When looking at new technologies, it’s typical for the focus of development to move from functionality to performance to reliability—and self-driving cars are no exception. Thanks to advances in machine learning, computer vision, and accelerated computing, self-driving cars are now a reality.
However, there are a few miles to go before we have the reliability levels that these machines are expected to ensure. The Automotive Safety Integrity Level D (ASIL-D), a risk classification scheme defined by the ISO 26262, rightly places a stringent reliability standard on self-driving cars. For these vehicles to be ASIL-D compliant, they can only make ten errors in 1 billion hours of operation, while an average U.S. driver makes 10,000 mistakes in the same duration.
|Manish Gupta is working on making self-driving cars, machine learning, and artificial intelligence safer and more reliable. (Image source: Manish Gupta)|
The strict reliability standards are critical for human safety and to help drive social acceptance of the nascent self-driving technology. According to a recent AAA survey, 54 percent of Americans feel unsafe on roads occupied by self-driving cars. Careful hardware and software design practices need to be employed to achieve high-reliability standards and establish the trust of American people in self-driving technology.
Wheels are the only significant part that has remained true to form in a modern automobile. Today, a car is a mini-supercomputer on wheels. A typical car these days has a mind-boggling 40 processors. Additionally, a self-driving vehicle requires an accelerator to support computer vision and machine learning tasks. Because self-driving cars run software with more than 100 million lines of code, careful hardware and software design is an absolute necessity because a blue screen of death at 60 MPH could mean actual death.
Failures in computer systems are broadly categorized into permanent and transient faults. Permanent faults are repeatable and occur the same way every time. On the contrary, transient faults are temporary and they are a function of the environment. While permanent faults sound nasty, they are easier to handle. A diligent testing framework can expose permanent faults. But transient faults are often harder to prevent, as they are a function of the environment.

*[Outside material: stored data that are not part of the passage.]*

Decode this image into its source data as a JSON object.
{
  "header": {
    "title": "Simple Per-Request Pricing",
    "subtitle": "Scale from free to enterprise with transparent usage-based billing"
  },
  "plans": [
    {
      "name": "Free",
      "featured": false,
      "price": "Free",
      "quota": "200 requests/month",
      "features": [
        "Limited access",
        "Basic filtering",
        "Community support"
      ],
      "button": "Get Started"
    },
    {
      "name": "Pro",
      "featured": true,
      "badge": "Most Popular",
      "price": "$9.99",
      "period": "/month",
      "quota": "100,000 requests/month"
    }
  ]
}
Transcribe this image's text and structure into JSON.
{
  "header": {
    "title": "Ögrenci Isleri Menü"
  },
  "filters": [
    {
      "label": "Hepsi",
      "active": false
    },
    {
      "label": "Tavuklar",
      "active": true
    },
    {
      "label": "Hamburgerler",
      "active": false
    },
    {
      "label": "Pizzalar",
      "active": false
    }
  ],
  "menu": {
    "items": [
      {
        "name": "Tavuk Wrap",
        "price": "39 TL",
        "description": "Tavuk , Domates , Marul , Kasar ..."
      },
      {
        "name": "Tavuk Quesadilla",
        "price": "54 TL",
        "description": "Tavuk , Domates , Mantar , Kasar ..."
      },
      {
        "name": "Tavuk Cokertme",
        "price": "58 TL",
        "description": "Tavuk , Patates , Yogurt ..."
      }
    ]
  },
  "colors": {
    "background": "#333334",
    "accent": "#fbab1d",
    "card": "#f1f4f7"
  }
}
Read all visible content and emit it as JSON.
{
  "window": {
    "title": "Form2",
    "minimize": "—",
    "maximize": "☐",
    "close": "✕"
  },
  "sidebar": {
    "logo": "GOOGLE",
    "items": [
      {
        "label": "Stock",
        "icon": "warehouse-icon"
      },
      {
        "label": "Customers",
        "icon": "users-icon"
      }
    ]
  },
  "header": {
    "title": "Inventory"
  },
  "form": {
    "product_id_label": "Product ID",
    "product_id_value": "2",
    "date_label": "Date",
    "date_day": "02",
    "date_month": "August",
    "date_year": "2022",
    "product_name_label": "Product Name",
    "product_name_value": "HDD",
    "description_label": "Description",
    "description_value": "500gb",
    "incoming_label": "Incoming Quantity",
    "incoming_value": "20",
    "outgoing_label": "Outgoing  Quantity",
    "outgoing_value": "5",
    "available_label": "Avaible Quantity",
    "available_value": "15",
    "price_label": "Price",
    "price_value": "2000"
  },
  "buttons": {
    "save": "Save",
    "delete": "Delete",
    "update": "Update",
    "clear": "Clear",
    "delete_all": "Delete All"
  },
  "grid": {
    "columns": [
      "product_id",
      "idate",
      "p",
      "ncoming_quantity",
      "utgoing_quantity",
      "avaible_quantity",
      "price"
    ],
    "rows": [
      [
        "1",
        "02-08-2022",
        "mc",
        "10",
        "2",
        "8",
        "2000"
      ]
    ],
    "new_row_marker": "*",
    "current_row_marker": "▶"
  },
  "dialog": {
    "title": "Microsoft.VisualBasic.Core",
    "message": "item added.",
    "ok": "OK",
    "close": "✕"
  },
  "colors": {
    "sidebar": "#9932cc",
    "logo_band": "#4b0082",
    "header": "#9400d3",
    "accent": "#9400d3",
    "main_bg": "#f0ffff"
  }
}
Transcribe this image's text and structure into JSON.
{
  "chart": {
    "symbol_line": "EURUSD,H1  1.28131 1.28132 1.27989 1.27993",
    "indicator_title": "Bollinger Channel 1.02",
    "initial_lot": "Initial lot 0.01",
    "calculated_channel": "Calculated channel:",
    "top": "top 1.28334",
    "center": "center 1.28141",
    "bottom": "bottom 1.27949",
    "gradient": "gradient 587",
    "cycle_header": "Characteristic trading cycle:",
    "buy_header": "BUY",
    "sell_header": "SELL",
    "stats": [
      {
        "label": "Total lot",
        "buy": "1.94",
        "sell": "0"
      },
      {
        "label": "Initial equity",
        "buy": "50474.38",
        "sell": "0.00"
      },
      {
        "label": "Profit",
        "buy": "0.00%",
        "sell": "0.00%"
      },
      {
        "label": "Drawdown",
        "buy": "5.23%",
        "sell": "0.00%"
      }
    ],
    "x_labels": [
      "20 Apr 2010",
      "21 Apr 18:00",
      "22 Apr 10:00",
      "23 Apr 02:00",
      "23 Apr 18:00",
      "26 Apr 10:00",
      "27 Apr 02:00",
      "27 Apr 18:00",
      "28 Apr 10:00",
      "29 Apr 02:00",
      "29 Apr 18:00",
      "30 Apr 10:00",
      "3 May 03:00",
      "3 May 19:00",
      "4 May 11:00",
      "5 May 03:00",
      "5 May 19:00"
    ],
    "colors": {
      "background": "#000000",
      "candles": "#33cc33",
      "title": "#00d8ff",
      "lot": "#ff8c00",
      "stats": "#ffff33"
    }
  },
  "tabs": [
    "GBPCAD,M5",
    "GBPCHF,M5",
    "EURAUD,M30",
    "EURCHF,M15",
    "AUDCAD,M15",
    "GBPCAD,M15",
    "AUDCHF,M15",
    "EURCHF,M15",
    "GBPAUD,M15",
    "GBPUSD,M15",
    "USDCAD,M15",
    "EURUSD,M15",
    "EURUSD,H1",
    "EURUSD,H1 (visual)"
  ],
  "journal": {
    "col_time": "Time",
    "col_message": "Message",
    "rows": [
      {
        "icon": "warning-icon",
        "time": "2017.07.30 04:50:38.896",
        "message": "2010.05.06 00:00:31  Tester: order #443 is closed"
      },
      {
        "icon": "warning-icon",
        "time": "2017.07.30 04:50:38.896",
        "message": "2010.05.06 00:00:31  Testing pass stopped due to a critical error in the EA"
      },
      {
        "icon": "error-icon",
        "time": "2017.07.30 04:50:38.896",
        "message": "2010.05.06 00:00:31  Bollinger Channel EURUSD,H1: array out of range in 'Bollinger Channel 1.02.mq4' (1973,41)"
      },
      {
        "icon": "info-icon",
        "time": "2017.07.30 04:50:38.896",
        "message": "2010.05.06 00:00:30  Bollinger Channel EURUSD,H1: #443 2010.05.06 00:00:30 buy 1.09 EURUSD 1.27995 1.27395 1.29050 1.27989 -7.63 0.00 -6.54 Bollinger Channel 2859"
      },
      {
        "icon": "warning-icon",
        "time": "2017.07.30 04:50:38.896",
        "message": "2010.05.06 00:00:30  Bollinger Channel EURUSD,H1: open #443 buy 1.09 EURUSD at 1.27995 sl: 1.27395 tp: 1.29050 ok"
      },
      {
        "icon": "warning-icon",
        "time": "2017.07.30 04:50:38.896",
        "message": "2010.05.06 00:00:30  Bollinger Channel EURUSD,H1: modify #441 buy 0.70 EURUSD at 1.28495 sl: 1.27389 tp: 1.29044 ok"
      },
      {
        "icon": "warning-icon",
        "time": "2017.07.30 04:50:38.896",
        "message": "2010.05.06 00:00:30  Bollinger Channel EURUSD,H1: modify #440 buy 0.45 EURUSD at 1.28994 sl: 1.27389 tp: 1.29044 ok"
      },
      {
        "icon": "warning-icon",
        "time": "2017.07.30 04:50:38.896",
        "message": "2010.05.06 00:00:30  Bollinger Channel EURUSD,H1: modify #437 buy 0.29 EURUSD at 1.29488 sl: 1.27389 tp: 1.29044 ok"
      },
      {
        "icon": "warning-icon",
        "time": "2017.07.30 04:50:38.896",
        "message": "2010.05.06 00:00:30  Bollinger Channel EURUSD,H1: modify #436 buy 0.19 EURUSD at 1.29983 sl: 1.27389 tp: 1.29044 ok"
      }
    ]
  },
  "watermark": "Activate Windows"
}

In 2016, a self-driving car crashed because the camera failed to register a truck against the brightly lit sky. In theory, such crashes can be avoided using a better camera that could adapt to sudden changes in brightness. But a more practical and fail-proof solution is redundancy. The industry is moving in the right direction by integrating multiple sensor technologies, such as radar, LiDAR, ultrasonic, and camera, to increase redundancy. In practice, two or more sensor systems should always be used to detect obstacles while the self-driving is engaged.
Advancements in other sectors of technology are also helping to increase the reliability and precision of self-driving cars. For example, the rise of the Internet of Things (IoT) enables camera sensors not only on self-driving cars, but also at intersections and other potentially high-risk regions on the road. The additional sensing provides another point of redundancy. Self-driving vehicles rely heavily on the Global Positioning System (GPS). Today, GPS does not have the required precision to detect lanes, leaving self-driving cars to rely on the camera and proper lane markings on the road. However, with 5th Generation (5G) wireless systems, high-precision positioning could potentially enable lane-detection and is another way to increase reliability via redundancy.
When humans moved from riding horses to driving cars, we faced new issues with increased risk on our roads. It did not stop us from moving forward and building a better, faster, and safer means of transportation. With increased safety-features and regulations, we were able to make it possible. Air travel—another example—has now evolved to be the safest means of transport.
While we are still in acceleration mode, I am confident that with careful hardware and software design, we will soon have self-driving cars that are far more reliable than an average human driver. The next on-ramp we will face is cultural acceptance and adoption. As we’ve seen in our past, though, people will embrace technologies that improve their lives.
Manish Gupta has a Ph.D. in Computer Science from the University of California San Diego. His research focuses on the reliability of computing and the memory subsystem. He has published in top-tier computer science conferences and holds multiple U.S. patents. His research in the field of computer system reliability has had significant impact on projects at the National Science Foundation and U.S. Department of Energy. Specifically, his research help creates reliable next-generation supercomputers. He is now working on making self-driving cars, machine learning, and artificial intelligence safer and more reliable.